Matter of time? This obvious response came in the very first reply. That’s like opening a thread with the title “What is 2 plus 2?” and then saying “I knew it would only be a matter of time before someone brought up that ‘four’ business…”
If pizzabrat won’t, I will. If it bugs you, write your own politically neutral show and try peddling it to the networks.
Find a better show to watch, or sit down in a theatre, concert hall or planetarium. Or get off your ass and do some exercise.
If you wanted to just say The Practice is crap, I’d agree with you. But as soon as you start claiming The Practice should be removed from the air, I’ll fight you on it. The decision to air this particular show is up to Kelley and ABC and (indirectly) the show’s sponsors. It’s your decision whether or not to watch it. You could make your feelings known by writing to ABC and the sponsors, but trying to whip us up into a frenzy is going to meet well-deserved failure.
Personally, “The Practice” peeved me with the episode(s) they did in California, where they portrayed the judge as being this mean conservative jerk. As someone who lives in that state, I can tell you thst any judge who’d act like that in the court would have been disciplined by the judicial authorities.
Oh, BTW, don’t bother saying to me “just change the channel”, as the show has had the same decline that all David E. Kelly shows have during their runs, giving me no reason to keep watching the show anyway.
I was pissed at the Jehovah’s Witness episode involving the Black lawyer, in which Bobbly was trying to argue that adult Witnesses are made to infantile to think for themseleves. As an unbaptized JW, I an testify that it was complete garbage.
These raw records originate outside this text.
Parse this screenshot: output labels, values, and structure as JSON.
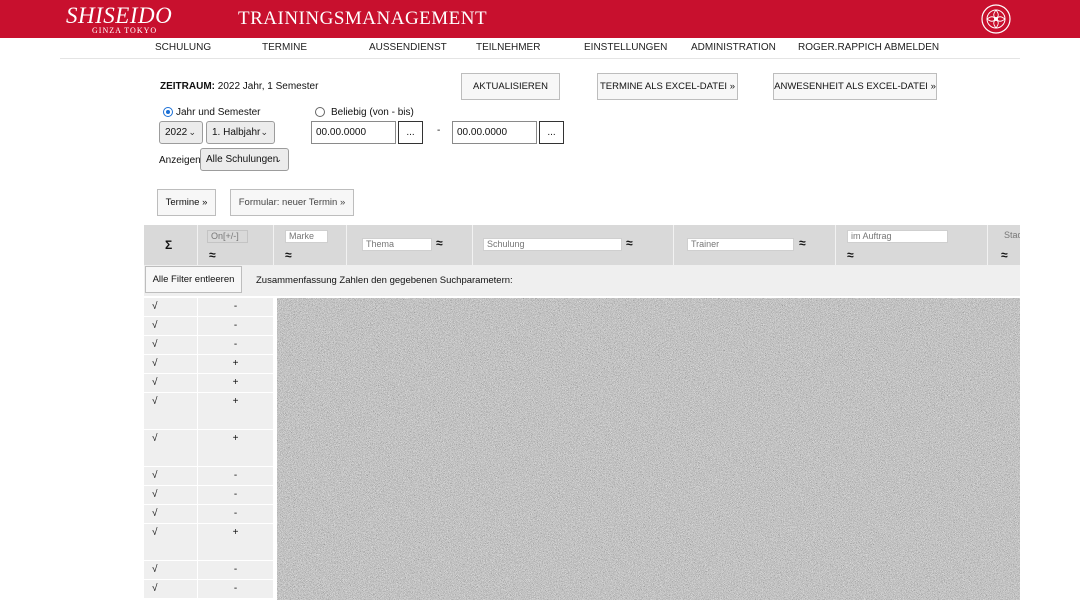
{
  "header": {
    "logo": "SHISEIDO",
    "logo_sub": "GINZA TOKYO",
    "title": "TRAININGSMANAGEMENT",
    "brand_color": "#c8102e"
  },
  "nav": [
    "SCHULUNG",
    "TERMINE",
    "AUSSENDIENST",
    "TEILNEHMER",
    "EINSTELLUNGEN",
    "ADMINISTRATION",
    "ROGER.RAPPICH ABMELDEN"
  ],
  "period": {
    "label": "ZEITRAUM:",
    "value": "2022 Jahr, 1 Semester"
  },
  "buttons": {
    "refresh": "AKTUALISIEREN",
    "export_termine": "TERMINE ALS EXCEL-DATEI »",
    "export_attendance": "ANWESENHEIT ALS EXCEL-DATEI »",
    "termine": "Termine »",
    "new_termin": "Formular: neuer Termin »",
    "clear_filters": "Alle Filter entleeren"
  },
  "filters": {
    "radio_year": "Jahr und Semester",
    "radio_any": "Beliebig (von - bis)",
    "year": "2022",
    "half": "1. Halbjahr",
    "date_from": "00.00.0000",
    "date_to": "00.00.0000",
    "dots": "...",
    "date_sep": "-",
    "show_label": "Anzeigen",
    "show_value": "Alle Schulungen"
  },
  "table": {
    "sum_symbol": "Σ",
    "approx_symbol": "≈",
    "columns": [
      "On[+/-]",
      "Marke",
      "Thema",
      "Schulung",
      "Trainer",
      "im Auftrag",
      "Stad"
    ],
    "summary": "Zusammenfassung Zahlen den gegebenen Suchparametern:",
    "rows": [
      {
        "check": "√",
        "status": "-"
      },
      {
        "check": "√",
        "status": "-"
      },
      {
        "check": "√",
        "status": "-"
      },
      {
        "check": "√",
        "status": "+"
      },
      {
        "check": "√",
        "status": "+"
      },
      {
        "check": "√",
        "status": "+"
      },
      {
        "check": "√",
        "status": "+"
      },
      {
        "check": "√",
        "status": "-"
      },
      {
        "check": "√",
        "status": "-"
      },
      {
        "check": "√",
        "status": "-"
      },
      {
        "check": "√",
        "status": "+"
      },
      {
        "check": "√",
        "status": "-"
      },
      {
        "check": "√",
        "status": "-"
      }
    ]
  }
}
Then there’s still time, because the JW baptism is just their euphamism for brainwashing. Run! Run!
Kelly’s shows are simple escapism. The Practice and Ally McBeal have as much similarity to the legal profession (and Chicago Hope to the medical profession, and Boston Public to the teaching profession) as The Wizard of Oz has to a travelogue show. Since there isn’t even an attempt at plausibility, I’m surprised anyone takes them all that seriously. Save your froth for a more worthy target, like the decline of The Simpsons.